KANSAS CITY, Mo. (HedgeWorld.com)–Interstate Bakeries Corp., a company that filed for Chapter 11 protection from its creditors Sept. 22, is receiving unusual attention from hedge funds–unusual in that, although “vulture funds” often buy the secured or priority instruments of bankrupt firms, these funds are making the more speculative move of buying IBC’s common stock.
IBC, which is best known for Wonder Bread and the Hostess line of sweet goods, has attributed its financial difficulties to a high fixed costs structure, increased costs for employee health care and pensions and for product ingredients such as wheat flour and for energy and on other woes as well. Some observers say that IBC has been too slow to adjust to Americans’ fixation with diet and carbohydrates especially.

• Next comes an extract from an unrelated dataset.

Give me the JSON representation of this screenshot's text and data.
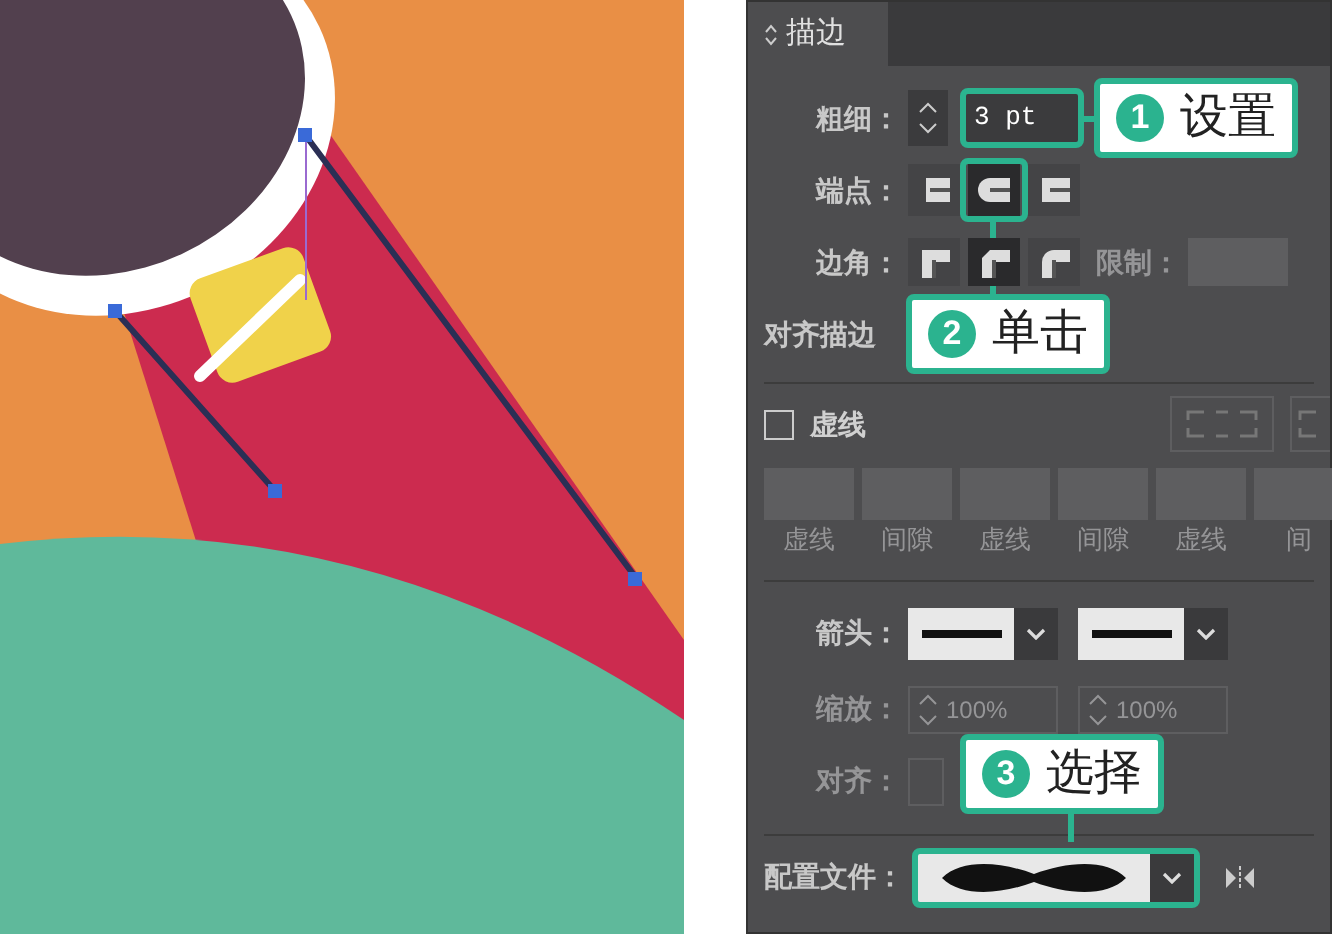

This past spring, a food industry analyst at Prudential Equity Group LLC, John M. McMillin, wrote optimistically that he was not eager to rate this stock “underweight,” (i.e. to predict that the stock’s total return would be less than the average total return of other stocks in the industry) because most of the bad news about the company was already out, because IBC was about to free up some cash through plant closings and because “Atkins could be a fad that abates quickly.”
IBC had no such luck. Its stock was just above US$7 a share before an Aug. 30 announcement that it was delaying its 2004 10K filing with the Securities and Exchange Commission. The price fell to around US$5 immediately, sinking more slowly in the following weeks as the extent of its troubles became more widely known, then dropping to US$2.05 on Sept. 22, the day it filed in the U.S. bankruptcy court, Western District, Missouri.
The first hedge fund group to show confidence in its continued viability was that managed by QVT Financial LP, New York, which purchased 7.27% of the common stock in three blocks, on Sept. 24, 27 and 28. One of QVT’s funds is QVT Fund LP, Grand Cayman Island.